Look, other than the people claiming that you would have supported slavery if you are worried about the economy, most people are doing the best they can right now — probably the only thing they can at a moment when fear and anger are emotionally legitimate reactions. It was much the same after 9/11, when this country probably couldn’t have been convinced by anything not to do something foolish and recriminate. But that doesn’t make our impulses right or our accusations against our political enemies true.
So, does a large portion of America have the morality of a contract killer. Or is something fundamentally dishonest going on here?
On March 22, Trump tweeted, in all-caps: “WE CANNOT LET THE CURE BE WORSE THAN THE PROBLEM ITSELF. AT THE END OF THE 15 DAY PERIOD, WE WILL MAKE A DECISION AS TO WHICH WAY WE WANT TO GO!” That freaked out a lot of people who want to commit for sure to a longer quarantine. They’re almost certainly right that a longer quarantine will be necessary. And Trump is almost certainly the worst possible person to be making these kinds of assessments. But those are separate questions from whether it’s psychopathic to worry about the economy and the human toll — and yes, the death toll — an economic depression creates.
We can’t resume life as normal and imagine the economy would rebound with hospitals overwhelmed by millions of sick and dying people. Of course we can’t. But the resumption of normal life as quickly as possible is something we should value highly, not downplay as a ridiculous thing to focus on. And not for the sake of loaded Wall Streeters.
It’s odd that once-serious bastions of intellectual left publishing have become staffed by people so enbubbled that they think the stock market is owned entirely by Jeff Bezos rather than by union and public sector worker pension funds. These are real concerns the left shouldn’t just throw away.
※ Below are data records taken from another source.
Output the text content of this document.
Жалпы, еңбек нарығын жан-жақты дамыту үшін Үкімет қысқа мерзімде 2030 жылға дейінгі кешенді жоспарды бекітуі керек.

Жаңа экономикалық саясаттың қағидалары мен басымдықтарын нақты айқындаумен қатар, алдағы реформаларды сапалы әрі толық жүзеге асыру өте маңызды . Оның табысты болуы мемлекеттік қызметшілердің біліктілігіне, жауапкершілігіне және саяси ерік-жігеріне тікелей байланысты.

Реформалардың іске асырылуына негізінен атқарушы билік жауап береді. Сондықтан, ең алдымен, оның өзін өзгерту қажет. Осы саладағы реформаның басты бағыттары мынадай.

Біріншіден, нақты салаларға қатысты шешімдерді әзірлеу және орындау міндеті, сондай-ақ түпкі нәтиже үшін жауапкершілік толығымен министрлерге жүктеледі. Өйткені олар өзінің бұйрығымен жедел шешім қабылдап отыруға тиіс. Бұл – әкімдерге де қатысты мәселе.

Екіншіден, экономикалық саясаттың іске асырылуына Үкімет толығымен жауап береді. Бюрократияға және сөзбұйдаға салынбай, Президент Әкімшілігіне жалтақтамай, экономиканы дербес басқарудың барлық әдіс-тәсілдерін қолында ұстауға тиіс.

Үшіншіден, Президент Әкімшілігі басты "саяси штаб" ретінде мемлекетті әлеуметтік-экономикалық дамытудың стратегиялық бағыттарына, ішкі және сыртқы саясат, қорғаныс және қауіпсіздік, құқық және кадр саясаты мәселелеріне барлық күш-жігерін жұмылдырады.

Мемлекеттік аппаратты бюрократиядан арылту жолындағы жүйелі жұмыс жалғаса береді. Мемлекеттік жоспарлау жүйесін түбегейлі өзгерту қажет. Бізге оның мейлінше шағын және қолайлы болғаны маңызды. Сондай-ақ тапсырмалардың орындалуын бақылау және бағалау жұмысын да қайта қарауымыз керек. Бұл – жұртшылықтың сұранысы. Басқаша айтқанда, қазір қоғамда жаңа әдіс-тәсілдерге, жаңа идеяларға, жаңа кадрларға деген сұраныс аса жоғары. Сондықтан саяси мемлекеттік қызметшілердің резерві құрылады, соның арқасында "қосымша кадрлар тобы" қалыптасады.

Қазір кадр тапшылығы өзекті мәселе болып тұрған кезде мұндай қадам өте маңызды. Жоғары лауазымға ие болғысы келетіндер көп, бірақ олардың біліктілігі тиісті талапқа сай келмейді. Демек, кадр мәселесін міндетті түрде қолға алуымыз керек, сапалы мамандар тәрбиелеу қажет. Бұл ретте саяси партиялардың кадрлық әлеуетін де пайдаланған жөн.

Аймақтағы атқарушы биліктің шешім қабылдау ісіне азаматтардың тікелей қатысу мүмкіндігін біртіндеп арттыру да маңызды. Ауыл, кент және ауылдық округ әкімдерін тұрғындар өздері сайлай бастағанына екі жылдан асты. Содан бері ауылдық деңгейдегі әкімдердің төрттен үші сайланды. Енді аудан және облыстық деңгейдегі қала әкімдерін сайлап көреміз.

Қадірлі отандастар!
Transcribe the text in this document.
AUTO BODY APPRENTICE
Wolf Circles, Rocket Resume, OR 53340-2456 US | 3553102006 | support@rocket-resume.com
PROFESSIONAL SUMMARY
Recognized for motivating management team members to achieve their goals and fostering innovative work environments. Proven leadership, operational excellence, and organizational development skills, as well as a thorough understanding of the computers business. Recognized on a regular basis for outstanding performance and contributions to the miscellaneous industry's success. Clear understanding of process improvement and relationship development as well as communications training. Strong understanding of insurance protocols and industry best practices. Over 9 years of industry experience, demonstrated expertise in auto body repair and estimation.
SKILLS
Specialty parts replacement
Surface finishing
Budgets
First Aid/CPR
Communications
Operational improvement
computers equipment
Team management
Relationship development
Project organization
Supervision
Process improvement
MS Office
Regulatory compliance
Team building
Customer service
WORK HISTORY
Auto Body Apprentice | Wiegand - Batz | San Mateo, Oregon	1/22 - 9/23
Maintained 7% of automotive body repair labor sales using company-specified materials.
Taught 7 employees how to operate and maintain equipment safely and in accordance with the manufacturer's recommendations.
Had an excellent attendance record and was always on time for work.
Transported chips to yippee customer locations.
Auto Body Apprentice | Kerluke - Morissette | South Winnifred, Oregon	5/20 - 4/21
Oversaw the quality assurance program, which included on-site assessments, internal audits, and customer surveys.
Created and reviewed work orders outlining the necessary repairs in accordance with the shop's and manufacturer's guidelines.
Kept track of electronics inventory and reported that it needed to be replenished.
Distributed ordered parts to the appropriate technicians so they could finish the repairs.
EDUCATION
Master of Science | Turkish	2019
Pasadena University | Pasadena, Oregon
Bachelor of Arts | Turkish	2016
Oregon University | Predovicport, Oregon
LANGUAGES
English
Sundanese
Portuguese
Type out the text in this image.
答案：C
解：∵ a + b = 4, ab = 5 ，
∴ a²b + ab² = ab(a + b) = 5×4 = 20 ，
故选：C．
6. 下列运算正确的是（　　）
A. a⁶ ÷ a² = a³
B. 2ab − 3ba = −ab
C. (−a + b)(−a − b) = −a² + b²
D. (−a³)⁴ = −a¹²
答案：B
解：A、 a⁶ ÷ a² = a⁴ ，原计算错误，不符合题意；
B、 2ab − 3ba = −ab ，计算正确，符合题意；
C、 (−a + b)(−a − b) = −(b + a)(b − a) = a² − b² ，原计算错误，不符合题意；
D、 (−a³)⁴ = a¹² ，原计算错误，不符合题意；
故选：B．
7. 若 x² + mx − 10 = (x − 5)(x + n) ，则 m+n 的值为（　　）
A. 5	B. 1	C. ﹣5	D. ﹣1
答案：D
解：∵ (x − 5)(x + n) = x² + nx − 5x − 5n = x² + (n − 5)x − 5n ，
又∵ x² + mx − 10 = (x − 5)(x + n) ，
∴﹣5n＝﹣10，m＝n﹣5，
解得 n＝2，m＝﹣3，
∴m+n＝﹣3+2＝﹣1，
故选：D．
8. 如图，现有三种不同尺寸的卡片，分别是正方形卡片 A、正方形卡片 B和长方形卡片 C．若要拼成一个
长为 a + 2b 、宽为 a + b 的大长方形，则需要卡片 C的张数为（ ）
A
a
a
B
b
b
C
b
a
Think about what it means to say that the coronavirus plague year is a moment to wave off concerns about economic disruption as the concerns of the rich. Being rich means being able to afford to drive around a city in an enclosed private car, or to buy a few weeks of groceries no problem, or to see a doctor in private practice paid for with private insurance. It means being able to draw on savings to keep the bills paid for a long period when the economy goes into cold storage. So when there’s an economic downturn, it sucks, but it’s OK.
Being rich means — I can’t believe I have to say this — that you’ve got spare money. That’s the whole point of being rich, really, and it’s why the American left is at its most relevant when it is looking out for the “precariat.” It doesn’t make for good reality TV, but a paid-off mortgage is a greater luxury than a private jet.
You can’t stress caring about the precariousness of most Americans’ financial situations for years and then claim it is heartless to care about a massive economic depression. And yet much of the left is acting like the only interest in making any hard-nosed calls about weighing the economy against public health are the class interests of the bankers and the capitalist bourgeoisie. Well, they’re wrong. We’re about to see unprecedented levels of unemployment and the evaporation of huge amounts of ordinary people’s savings. And the traditional defenders of the working class don’t think that’s among the appropriate things to focus on mitigating.
As some dude in a movie once said, “Whoa. I just got really scared.”